Symptoms vs. Disease

Parkinson’s disease does not exist.

There is nothing that we can point to and say, ‘that is Parkinson’s’. We have never found it in a brain, recreated it in a dish, nor given it to any animal. What we have are people living with a diagnosis of Parkinson’s. There is currently nothing that allows us to separate the disease from the people that experience it.

We have assumed that there is an underlying biological phenomenon that connects most, if not all, of those diagnosed, but we have no clear signs that what we are looking for actually exists in the form we have envisioned. And yet, we talk about it as if we know it does. Medical journals are filled with phrases like ‘model of Parkinson’s’ and the ‘pathophysiology of Parkinson’s’ without mention of who any of the underlying biology applies to.

We even have two distinct categories of putative therapies: ‘symptom modifying’ and ‘disease modifying’. But how do we modify what we cannot define in those we want to treat? The most widely used method for tracking this disease is the UPDRS (or, in its longer name, the Unified Parkinson’s Disease Rating Scale), which includes a series of motor tests that output a single number. Generally, the longer it has been since a person’s diagnosis, the higher that number might be. Disease modifying trials aim to slow, stop or reverse that trend. The problem is that the UPDRS is a test of the patients’ motor symptoms, which uncovers nothing about the underlying disease, let alone the biology. So why the distinction?

For decades experts have acknowledged that Parkinson’s has a “multi-causal heterogenous etiology” that results in a wide spectrum of expression.
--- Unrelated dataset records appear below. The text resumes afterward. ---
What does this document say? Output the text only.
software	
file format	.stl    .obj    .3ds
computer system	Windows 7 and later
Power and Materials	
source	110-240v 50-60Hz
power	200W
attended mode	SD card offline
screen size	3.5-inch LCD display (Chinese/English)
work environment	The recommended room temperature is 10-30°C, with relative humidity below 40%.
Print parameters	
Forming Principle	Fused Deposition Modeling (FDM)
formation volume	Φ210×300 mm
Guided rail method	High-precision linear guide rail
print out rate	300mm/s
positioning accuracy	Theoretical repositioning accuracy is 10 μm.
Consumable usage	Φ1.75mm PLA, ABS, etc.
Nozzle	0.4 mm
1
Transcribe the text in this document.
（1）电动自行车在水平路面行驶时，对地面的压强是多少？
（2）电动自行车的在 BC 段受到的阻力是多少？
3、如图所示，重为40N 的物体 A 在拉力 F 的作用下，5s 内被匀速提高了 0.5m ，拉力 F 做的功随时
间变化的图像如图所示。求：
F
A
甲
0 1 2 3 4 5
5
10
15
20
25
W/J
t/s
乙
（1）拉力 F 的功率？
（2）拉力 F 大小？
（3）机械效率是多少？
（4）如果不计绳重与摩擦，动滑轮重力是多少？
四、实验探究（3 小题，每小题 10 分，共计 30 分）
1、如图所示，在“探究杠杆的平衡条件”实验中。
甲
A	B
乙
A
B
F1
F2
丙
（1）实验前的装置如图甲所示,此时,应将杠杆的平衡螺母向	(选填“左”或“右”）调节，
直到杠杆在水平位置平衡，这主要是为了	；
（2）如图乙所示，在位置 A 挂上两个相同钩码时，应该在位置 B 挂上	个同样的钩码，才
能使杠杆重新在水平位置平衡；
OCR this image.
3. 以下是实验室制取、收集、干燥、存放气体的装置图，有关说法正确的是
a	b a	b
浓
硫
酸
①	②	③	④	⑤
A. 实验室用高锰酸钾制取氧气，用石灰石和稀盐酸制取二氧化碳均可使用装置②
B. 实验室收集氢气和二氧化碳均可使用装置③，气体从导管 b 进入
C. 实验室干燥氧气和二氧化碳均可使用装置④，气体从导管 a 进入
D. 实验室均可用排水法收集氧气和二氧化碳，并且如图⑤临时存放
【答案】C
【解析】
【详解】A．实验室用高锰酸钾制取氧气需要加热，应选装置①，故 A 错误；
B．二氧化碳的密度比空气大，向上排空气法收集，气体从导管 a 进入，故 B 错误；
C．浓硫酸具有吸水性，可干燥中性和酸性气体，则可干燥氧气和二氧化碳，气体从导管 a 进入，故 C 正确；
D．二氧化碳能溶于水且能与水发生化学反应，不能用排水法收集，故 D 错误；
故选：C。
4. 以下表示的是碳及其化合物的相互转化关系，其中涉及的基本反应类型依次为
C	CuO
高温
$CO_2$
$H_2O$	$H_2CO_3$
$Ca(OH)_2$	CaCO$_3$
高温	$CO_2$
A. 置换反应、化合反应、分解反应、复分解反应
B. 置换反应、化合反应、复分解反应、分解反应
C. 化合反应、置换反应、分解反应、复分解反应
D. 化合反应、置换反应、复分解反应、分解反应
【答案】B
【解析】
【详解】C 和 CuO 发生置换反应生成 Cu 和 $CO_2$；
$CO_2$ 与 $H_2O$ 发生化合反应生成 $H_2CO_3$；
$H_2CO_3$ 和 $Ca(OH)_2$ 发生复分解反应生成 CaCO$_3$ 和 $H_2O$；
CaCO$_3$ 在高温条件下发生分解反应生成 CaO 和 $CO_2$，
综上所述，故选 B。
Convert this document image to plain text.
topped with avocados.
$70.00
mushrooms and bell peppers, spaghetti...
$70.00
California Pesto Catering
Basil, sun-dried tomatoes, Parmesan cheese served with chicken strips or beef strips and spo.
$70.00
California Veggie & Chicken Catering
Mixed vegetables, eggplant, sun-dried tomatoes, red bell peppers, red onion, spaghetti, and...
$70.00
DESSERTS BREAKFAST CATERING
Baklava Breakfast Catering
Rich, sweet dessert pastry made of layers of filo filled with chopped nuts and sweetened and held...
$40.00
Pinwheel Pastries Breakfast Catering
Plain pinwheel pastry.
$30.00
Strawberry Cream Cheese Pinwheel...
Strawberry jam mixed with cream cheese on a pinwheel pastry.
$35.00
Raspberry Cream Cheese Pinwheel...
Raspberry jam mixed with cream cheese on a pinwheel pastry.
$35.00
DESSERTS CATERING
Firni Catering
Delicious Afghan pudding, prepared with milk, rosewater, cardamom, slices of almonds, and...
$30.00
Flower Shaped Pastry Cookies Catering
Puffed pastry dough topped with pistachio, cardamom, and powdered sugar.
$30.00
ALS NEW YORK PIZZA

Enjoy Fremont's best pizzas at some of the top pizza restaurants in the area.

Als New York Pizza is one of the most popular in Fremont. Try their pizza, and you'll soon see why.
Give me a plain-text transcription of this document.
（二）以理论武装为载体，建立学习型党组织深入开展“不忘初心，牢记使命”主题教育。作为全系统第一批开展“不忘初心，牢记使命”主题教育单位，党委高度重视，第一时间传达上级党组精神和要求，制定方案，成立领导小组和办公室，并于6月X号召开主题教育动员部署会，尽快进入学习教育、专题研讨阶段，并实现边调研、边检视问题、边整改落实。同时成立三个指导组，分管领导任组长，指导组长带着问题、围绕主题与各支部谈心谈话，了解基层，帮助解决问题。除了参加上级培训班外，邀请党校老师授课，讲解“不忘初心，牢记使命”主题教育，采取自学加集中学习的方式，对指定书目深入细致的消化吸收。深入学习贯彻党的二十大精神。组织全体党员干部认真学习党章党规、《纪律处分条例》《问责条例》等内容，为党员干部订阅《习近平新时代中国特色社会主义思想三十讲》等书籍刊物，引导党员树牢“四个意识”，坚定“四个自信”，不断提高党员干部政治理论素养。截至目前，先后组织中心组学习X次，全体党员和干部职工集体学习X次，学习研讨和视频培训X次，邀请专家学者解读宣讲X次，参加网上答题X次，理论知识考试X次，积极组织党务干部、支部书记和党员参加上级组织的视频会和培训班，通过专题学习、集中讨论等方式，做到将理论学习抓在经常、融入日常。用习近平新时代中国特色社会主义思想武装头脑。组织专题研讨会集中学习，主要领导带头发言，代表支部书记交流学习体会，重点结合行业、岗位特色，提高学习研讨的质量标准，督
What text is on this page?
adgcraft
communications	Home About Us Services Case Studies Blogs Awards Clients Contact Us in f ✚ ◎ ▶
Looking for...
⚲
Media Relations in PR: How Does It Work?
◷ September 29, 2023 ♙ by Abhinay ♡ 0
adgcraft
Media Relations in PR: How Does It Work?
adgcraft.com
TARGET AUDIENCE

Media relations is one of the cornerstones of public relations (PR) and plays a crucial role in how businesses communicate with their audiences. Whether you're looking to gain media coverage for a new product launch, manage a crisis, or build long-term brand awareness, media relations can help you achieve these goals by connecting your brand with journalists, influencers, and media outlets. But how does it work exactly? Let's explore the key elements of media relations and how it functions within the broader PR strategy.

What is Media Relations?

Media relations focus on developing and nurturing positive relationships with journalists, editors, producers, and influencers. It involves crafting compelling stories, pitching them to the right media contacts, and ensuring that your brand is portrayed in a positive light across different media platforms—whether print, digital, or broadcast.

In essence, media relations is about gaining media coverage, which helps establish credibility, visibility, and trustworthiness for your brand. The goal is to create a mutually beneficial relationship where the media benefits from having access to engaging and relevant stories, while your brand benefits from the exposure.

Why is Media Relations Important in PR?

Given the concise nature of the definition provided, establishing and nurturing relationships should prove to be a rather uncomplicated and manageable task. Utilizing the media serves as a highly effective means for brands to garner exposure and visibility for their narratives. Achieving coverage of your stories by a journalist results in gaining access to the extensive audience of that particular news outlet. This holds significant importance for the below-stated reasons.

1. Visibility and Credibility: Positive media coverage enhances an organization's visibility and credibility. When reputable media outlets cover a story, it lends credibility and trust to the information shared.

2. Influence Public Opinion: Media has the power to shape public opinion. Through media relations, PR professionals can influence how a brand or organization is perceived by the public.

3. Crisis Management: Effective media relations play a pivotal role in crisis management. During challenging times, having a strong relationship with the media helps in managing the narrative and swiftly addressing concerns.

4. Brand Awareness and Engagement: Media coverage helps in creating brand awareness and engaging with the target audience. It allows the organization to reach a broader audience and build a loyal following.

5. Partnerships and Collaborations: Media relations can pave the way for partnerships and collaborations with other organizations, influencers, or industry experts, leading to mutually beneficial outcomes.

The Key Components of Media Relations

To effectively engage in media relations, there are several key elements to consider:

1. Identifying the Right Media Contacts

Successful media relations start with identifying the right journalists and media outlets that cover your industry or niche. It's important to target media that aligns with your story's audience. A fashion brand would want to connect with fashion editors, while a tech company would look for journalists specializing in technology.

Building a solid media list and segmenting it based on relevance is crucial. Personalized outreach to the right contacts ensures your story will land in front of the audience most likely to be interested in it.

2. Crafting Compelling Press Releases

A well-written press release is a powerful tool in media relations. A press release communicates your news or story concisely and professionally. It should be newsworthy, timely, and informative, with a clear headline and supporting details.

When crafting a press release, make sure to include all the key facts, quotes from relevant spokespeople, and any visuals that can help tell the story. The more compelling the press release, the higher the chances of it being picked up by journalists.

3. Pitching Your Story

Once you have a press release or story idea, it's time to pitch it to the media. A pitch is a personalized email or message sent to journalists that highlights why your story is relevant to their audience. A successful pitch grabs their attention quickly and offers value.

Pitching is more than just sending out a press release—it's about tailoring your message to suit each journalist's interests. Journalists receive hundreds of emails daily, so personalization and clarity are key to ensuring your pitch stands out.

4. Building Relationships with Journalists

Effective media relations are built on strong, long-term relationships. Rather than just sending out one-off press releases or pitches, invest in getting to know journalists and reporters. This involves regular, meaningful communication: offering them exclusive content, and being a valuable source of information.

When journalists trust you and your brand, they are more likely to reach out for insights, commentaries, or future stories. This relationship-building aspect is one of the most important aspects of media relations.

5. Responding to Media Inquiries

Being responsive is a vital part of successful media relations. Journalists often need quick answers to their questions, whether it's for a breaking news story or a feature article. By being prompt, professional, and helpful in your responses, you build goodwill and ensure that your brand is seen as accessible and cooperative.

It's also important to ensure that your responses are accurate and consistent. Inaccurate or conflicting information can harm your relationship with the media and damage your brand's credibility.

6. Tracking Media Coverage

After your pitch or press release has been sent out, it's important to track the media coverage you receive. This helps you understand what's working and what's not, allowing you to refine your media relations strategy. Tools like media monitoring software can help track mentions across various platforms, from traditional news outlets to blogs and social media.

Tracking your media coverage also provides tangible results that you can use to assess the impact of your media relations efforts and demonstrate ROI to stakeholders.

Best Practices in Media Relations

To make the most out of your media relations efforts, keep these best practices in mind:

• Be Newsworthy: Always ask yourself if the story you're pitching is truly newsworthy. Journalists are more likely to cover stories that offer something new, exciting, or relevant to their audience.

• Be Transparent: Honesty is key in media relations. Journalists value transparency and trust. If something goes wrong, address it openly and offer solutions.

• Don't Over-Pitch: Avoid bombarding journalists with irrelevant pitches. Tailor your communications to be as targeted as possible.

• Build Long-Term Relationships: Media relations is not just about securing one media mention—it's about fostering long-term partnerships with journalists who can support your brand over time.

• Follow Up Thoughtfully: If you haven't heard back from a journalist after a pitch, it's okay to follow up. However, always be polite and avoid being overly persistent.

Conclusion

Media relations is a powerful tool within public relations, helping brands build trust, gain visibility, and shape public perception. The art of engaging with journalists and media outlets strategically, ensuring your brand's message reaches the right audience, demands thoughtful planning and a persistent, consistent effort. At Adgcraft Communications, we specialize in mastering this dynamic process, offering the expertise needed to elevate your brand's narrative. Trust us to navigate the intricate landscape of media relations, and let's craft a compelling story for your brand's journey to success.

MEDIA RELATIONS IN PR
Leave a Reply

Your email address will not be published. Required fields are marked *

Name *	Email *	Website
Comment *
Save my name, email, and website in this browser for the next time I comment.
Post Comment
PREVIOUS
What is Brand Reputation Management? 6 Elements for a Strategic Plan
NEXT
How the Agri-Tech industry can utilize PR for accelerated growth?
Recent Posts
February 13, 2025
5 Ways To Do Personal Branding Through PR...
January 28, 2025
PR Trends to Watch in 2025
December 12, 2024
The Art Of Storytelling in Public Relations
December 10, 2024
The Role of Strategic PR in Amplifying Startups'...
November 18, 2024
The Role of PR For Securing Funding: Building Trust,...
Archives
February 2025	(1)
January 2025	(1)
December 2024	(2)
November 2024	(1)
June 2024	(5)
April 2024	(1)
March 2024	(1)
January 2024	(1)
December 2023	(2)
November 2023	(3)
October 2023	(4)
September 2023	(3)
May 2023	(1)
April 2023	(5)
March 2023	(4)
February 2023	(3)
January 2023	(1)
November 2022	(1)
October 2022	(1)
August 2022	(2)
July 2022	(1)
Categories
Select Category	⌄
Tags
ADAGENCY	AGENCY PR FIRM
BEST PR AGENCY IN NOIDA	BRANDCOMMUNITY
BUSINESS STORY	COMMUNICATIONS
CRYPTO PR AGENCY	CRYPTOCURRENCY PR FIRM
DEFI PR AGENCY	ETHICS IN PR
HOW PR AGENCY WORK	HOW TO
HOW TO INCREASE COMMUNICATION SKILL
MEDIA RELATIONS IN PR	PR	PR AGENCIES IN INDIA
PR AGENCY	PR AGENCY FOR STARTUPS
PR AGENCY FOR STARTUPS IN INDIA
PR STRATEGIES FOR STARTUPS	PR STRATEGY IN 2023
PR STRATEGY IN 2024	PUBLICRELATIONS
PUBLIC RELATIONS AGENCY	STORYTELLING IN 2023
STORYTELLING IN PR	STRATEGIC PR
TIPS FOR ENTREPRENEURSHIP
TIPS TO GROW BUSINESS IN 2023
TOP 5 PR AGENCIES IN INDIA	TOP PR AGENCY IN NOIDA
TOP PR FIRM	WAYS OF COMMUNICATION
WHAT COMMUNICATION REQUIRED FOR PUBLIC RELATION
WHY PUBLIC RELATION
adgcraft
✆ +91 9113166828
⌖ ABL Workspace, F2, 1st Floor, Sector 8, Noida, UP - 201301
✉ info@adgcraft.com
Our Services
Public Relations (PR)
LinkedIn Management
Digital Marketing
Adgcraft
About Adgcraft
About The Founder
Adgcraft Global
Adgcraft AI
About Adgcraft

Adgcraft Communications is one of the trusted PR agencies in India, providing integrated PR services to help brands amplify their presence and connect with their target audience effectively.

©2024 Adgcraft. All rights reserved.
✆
Yet, despite all that we have learned of its complexity, and the array of neurochemicals and brain regions and cell types involved, we continue to examine single-pathway therapies that target large cohorts of individuals, acting as if one pharmacologic approach stands a chance of overcoming the heterogeneity.

So, how should we proceed? Well, until we have reliable biological markers of the diseases affecting individuals and not just of their symptoms, we should dispense with any claims purporting to have found a “biomarker of Parkinson’s,” let alone, “disease-modifying treatment of Parkinson’s”.

After all, for patients, symptoms are the disease. People cannot feel genetic mutations, or mitochondrial dysfunction; we only feel their macro effects. Until we have some means of accurately distinguishing them, the blurry line between symptoms and disease will continue to distort our attempts to treat people.